Weighted data in statistics


Thomas Lumley helpfully disambiguates the “three and half distinct uses of the term weights in statistical methodology”.

The three main types of weights are

  • the ones that show up in the classical theory of weighted least squares. These describe the precision (1/variance) of observations. …. I call these precision weights; Stata calls them analytic weights.
  • the ones that show up in categorical data analysis. These describe cell sizes in a data set, so a weight of 10 means that there are 10 identical observations in the dataset, which have been compressed to a covariate pattern plus a count. … Stata calls these frequency weights, and so do I.
  • the ones that show up in classical survey sampling theory. These describe how the sample can be scaled up to the population. Classically, they were the reciprocals of sampling probabilities, so an observation with a weight of 10 was sampled with probability 1/10, and represents 10 people in the population. In real life, these are typically more complicated than just sampling probabilities, but they play the same role of trying to rescale the sample distribution to match the population distribution.

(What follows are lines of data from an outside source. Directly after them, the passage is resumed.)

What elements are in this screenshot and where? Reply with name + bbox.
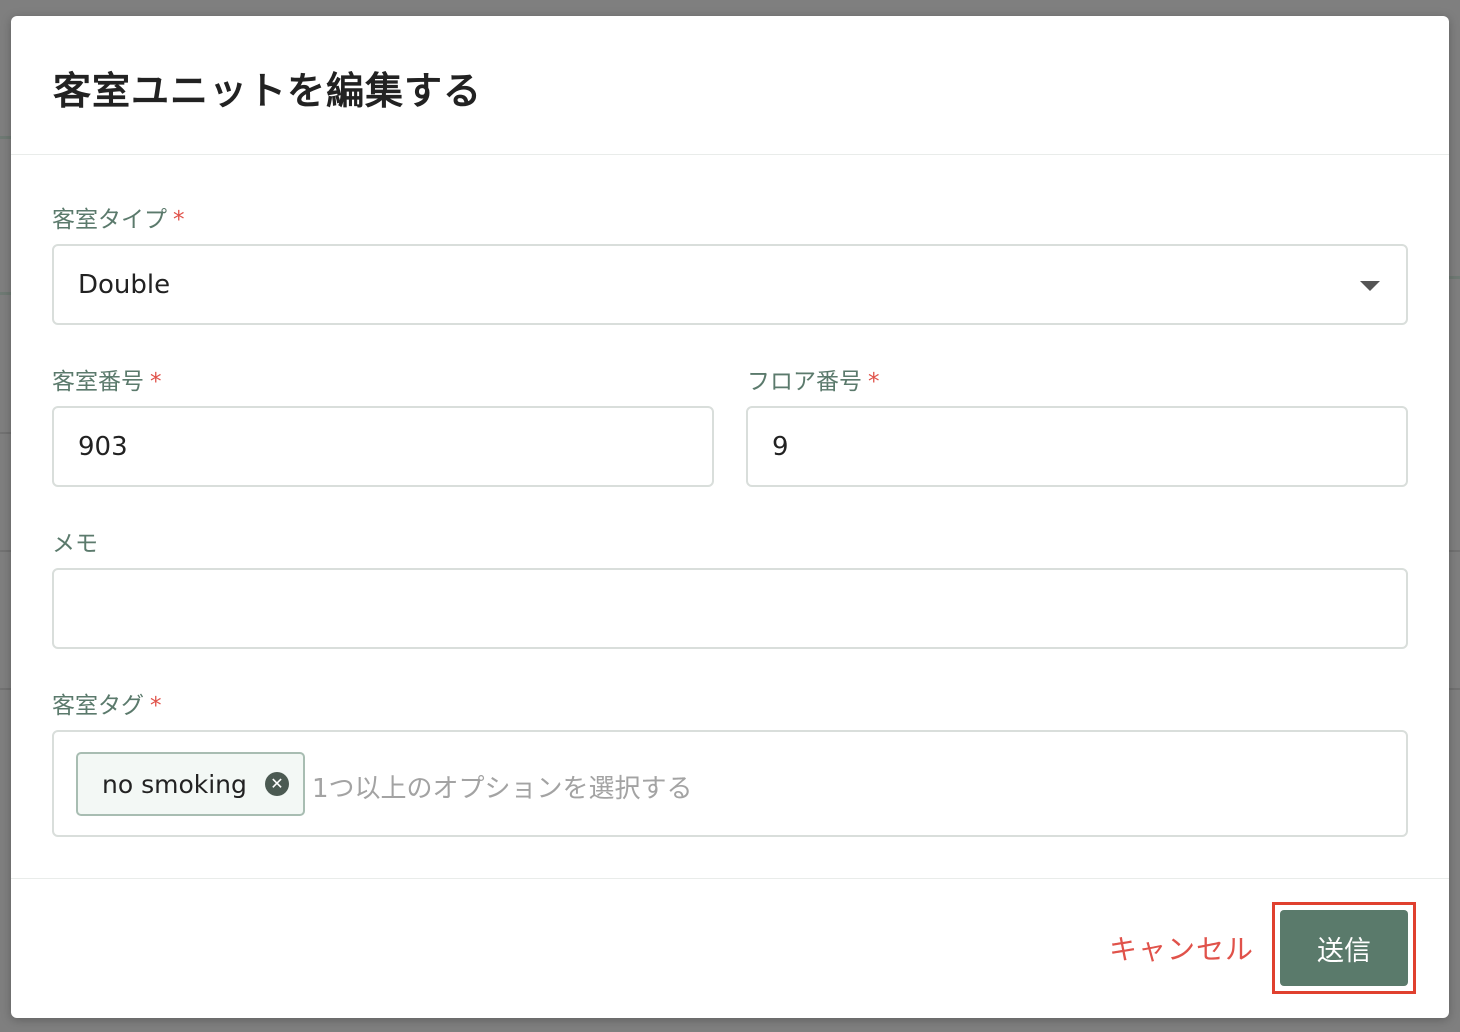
- required-mark: *: [173, 207, 185, 233]
- floor-number-input[interactable]: 9: [746, 406, 1408, 487]
- required-mark: *: [150, 693, 162, 719]
- background-row-line: [0, 432, 11, 434]
- background-row-line: [0, 550, 11, 552]
- edit-room-unit-dialog: 客室ユニットを編集する 客室タイプ * Double 客室番号 * 903 フロア番…: [11, 16, 1449, 1018]
- memo-input[interactable]: [52, 568, 1408, 649]
- room-tags-placeholder: 1つ以上のオプションを選択する: [312, 774, 693, 804]
- memo-label-text: メモ: [52, 531, 98, 557]
- room-number-value: 903: [78, 431, 128, 462]
- background-divider: [0, 136, 11, 139]
- tag-chip: no smoking ✕: [76, 752, 305, 816]
- room-tags-multiselect[interactable]: no smoking ✕ 1つ以上のオプションを選択する: [52, 730, 1408, 837]
- caret-down-icon: [1360, 281, 1380, 291]
- background-row-line: [0, 688, 11, 690]
- background-divider: [0, 292, 11, 295]
- room-tags-label-text: 客室タグ: [52, 693, 144, 719]
- room-type-selected-value: Double: [78, 269, 171, 300]
- background-divider: [1449, 276, 1460, 279]
- circle-x-icon[interactable]: ✕: [264, 772, 289, 796]
- tag-chip-label: no smoking: [102, 769, 247, 799]
- room-type-select[interactable]: Double: [52, 244, 1408, 325]
- required-mark: *: [868, 369, 880, 395]
- room-number-label: 客室番号 *: [52, 362, 162, 396]
- footer-divider: [11, 878, 1449, 879]
- floor-number-label: フロア番号 *: [747, 362, 880, 396]
- room-type-label-text: 客室タイプ: [52, 207, 167, 233]
- room-type-label: 客室タイプ *: [52, 200, 185, 234]
- background-row-line: [1449, 688, 1460, 690]
- cancel-button[interactable]: キャンセル: [1109, 928, 1254, 968]
- background-row-line: [1449, 550, 1460, 552]
- room-number-input[interactable]: 903: [52, 406, 714, 487]
- room-number-label-text: 客室番号: [52, 369, 144, 395]
- dialog-title: 客室ユニットを編集する: [53, 69, 483, 113]
- floor-number-value: 9: [772, 431, 789, 462]
- dialog-header: 客室ユニットを編集する: [11, 16, 1449, 155]
- room-tags-label: 客室タグ *: [52, 686, 162, 720]
- floor-number-label-text: フロア番号: [747, 369, 862, 395]
- submit-button[interactable]: 送信: [1280, 910, 1408, 986]
- required-mark: *: [150, 369, 162, 395]
- memo-label: メモ: [52, 524, 98, 558]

I call these sampling weights, Stata calls them probability weights, other people call them design weights or grossing-up weights.

The mean formula for each is the same, but not the variance.

TODO: I know that iteratively reweighted least squares fitting is a thing but… why is it not common for other log-additive likelihoods in frequentist statistics? Why do I not have other precision weights for my estimates? We get precision weighting in Bayesian statistics, which looks somewhat similar.